Si tiene o se sospecha que tiene un coágulo de sangre , es probable que deje el consultorio de su médico con una receta. Lo que tome dependerá de varios factores, incluyendo su estado de salud general, la causa probable del coágulo , su gravedad y más.

Medicamentos anticoagulantes

Los medicamentos anticoagulantes inhiben uno o más de los  factores de coagulación , un grupo de proteínas de la sangre que son responsables de la coagulación de la sangre.

Estos medicamentos incluyen:

  • Coumadin (warfarina):  Hasta hace poco, la  warfarina  era el único fármaco anticoagulante administrado por vía oral disponible. El mayor problema con la warfarina ha sido obtener la dosis correcta, lo que puede ser difícil para los médicos e inconveniente para los pacientes. Cuando comience a tomarla, la dosis se debe estabilizar durante un período de semanas, y se necesitan análisis de sangre frecuentes (análisis de sangre INR) para asegurar esto. Incluso después de la estabilización, las pruebas de INR deben repetirse periódicamente y la dosis de warfarina a menudo requiere un reajuste. 
  • “Nuevos” medicamentos anticoagulantes orales:  debido a que la dosis óptima de warfarina puede ser relativamente difícil de manejar, las compañías farmacéuticas han trabajado durante años para crear sustitutos de la warfarina, es decir, medicamentos anticoagulantes que se pueden tomar por vía oral. Cuatro de estos nuevos medicamentos anticoagulantes orales (llamados medicamentos NOAC) ya han sido aprobados. Estos son Pradaxa (dabigatran), Xarelto (rivaroxaban), Eliquis (apixaban) y Savaysa (edoxaban). La principal ventaja de todos estos medicamentos es que pueden administrarse en dosis diarias fijas y no requieren análisis de sangre ni ajustes de dosis. Sin embargo, como es el caso de todos los medicamentos, hay desventajas de los  medicamentos NOAC . 
  • Heparina: la  heparina  es un fármaco intravenoso que tiene un efecto inhibidor inmediato (en segundos) sobre los factores de coagulación. Se utiliza exclusivamente en pacientes hospitalizados. Los médicos pueden ajustar la frecuencia de la dosis, según sea necesario, mediante el control de la  prueba de sangre de tiempo de tromboplastina parcial (PTT) . El PTT refleja cuánto se han inhibido los factores de coagulación (la “delgadez” de la sangre). 
  • Heparina de bajo peso molecular: estos fármacos, Lovenox (enoxaparina) y Fragmin (dalteparina), son derivados purificados de heparina. Su principal ventaja sobre la heparina es que pueden administrarse en forma de inyecciones (que casi cualquiera puede aprender a hacer en unos minutos) en lugar de por vía intravenosa, y no es necesario controlarlas de cerca con análisis de sangre. Entonces, a diferencia de la heparina, pueden administrarse con relativa seguridad en forma ambulatoria.
  • Nuevos fármacos anticoagulantes intravenosos o administrados por vía subcutánea:  se han desarrollado varios fármacos anticoagulantes similares a la heparina, incluidos argatroban, Angiomax (bivalirudin), Arixtra (fondaparinux) y Refludan (lepirudin). El momento y el lugar óptimos para usar todos estos medicamentos se están resolviendo lentamente.

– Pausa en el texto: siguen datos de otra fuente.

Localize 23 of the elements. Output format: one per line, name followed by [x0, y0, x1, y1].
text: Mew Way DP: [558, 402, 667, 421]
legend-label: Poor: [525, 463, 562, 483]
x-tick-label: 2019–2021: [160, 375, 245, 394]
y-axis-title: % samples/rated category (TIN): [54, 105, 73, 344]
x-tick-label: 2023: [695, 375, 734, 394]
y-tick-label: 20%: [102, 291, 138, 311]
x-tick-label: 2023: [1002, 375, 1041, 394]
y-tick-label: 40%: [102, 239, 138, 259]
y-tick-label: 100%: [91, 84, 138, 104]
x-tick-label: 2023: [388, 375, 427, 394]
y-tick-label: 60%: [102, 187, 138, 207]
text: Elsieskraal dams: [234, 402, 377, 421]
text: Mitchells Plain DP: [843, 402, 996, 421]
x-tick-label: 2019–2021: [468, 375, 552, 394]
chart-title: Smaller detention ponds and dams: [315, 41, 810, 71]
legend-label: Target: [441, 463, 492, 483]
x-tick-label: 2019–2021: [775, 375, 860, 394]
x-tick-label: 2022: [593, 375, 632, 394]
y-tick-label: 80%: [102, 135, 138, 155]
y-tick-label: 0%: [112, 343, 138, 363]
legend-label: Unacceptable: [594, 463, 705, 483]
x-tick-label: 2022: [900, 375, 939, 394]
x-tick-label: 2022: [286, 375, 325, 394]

Medicamentos antiplaquetarios

Se usan tres grupos de medicamentos para reducir la “pegajosidad” de las plaquetas, los diminutos elementos de sangre que forman el núcleo de un coágulo de sangre. Al inhibir la capacidad de las plaquetas para agruparse, los fármacos antiplaquetarios inhiben la coagulación de la sangre. Estos medicamentos son más eficaces para prevenir la formación de coágulos de sangre anormales en las arterias y son mucho menos eficaces para prevenir la trombosis en las venas. 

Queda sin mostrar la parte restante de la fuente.